Expertise du Service médical régional de l’assurance-invalidité contredite par le médecin traitant
Résumé
Dame A, au bénéfice d’une rente entière d’invalidité jusqu’au 30 novembre 2016, prend un emploi à plein temps en 2018 et se trouve en incapacité de travail totale dès le 5 septembre. Le 6 mars 2019, elle dépose une nouvelle demande de prestations. Elle est alors soumise à une expertise psychiatrique du Docteur B, médecin exerçant pour le compte du Service médical régional (SMR), qui conclut à une capacité de travail de 70% dans l’activité habituelle et totale dans une activité adaptée aux limitations de Dame A (moindre stress, fatigabilité en fin de journée, difficultés de concentration et d’attention). Sur cette base l’office AI (ci-après OAI) informe Dame A de son intention de refuser la rente. Suite à l’objection de la Doctoresse C, médecin de Dame A, le cas est soumis au SMR qui constate une divergence d’appréciation quant aux diagnostics médicaux et à la capacité de travail, mais estime que le Docteur B était impartial. Fort de cette évaluation, l’OAI confirme le refus de rente. La valeur probante du rapport du Docteur B est soumise au Tribunal fédéral (ci-après TF) qui ne la reconnaît pas et renvoie la cause à l’OAI pour nouvelle expertise.

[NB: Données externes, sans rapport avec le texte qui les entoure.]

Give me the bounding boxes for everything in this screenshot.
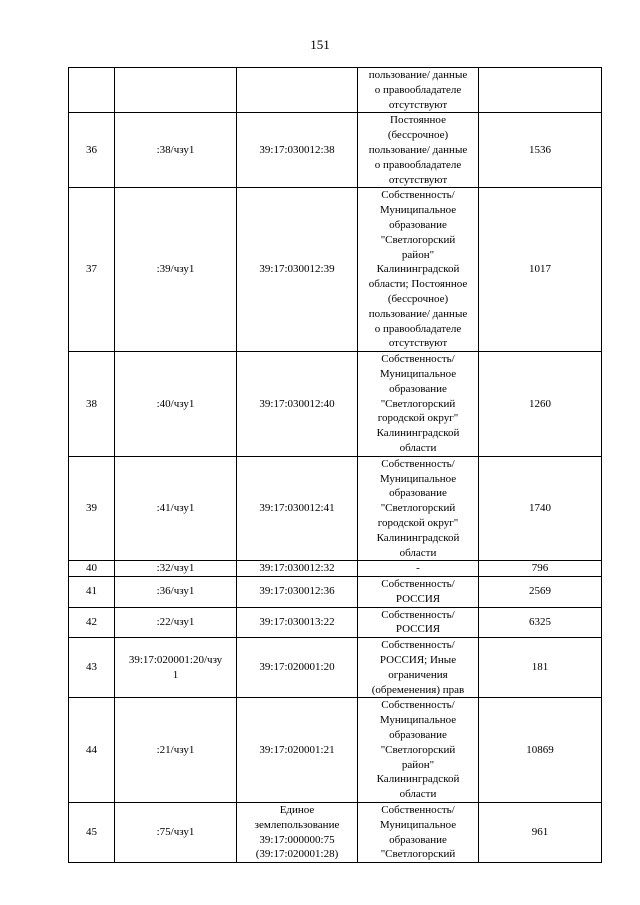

Selon le TF, on ne saurait reprocher au Docteur B l’absence d’enregistrement sonore de l’expertise car l’article 44 LPGA ne s’applique pas aux examens médicaux réalisés par le SMR, qui tombent sous le coup de l’article 49 al. 2 RAI. De même, la durée de l’examen (1 h 30) ne permet de tirer aucune conclusion sur la valeur du travail de l’expert. Cela étant, lorsque l’avis d’un médecin interne à l’assureur social est contredit par celui d’un médecin traitant ou d’un expert privé auxquels on peut attribuer un caractère probant, l’OAI doit mettre en œuvre une expertise par un médecin indépendant et non pas trancher en se fondant sur l’un ou l’autre de ces avis. Dans le cas de Dame A une expertise par un médecin indépendant se justifiait pour les raisons suivantes :
- Le docteur B et la doctoresse C ne s’accordaient ni sur les diagnostics ni sur la capacité de travail,
- L’expert B avait écarté certains troubles sans en expliquer les raisons ni procéder à un test,
- L’expert B avait analysé la capacité de travail de Dame A sur la base d’une expertise de l’assurance perte de gain sur laquelle le médecin était ultérieurement revenu,
- L’expert B avait estimé que Dame A avait la capacité de prendre des décisions sans tenir compte ni faire mention du fait qu’elle était sous curatelle de représentation.
Tous ces faits justifiaient une expertise par un médecin indépendant selon la procédure de 44 LPGA.
Commentaire
Faire une critique bien ciblée et pertinente d’une expertise bâclée est payant. Et si les médecins traitant·es étaient rémunéré·es comme des expert·es les évaluations seraient-elles plus fiables ? Rêvons c’est toujours l’heure.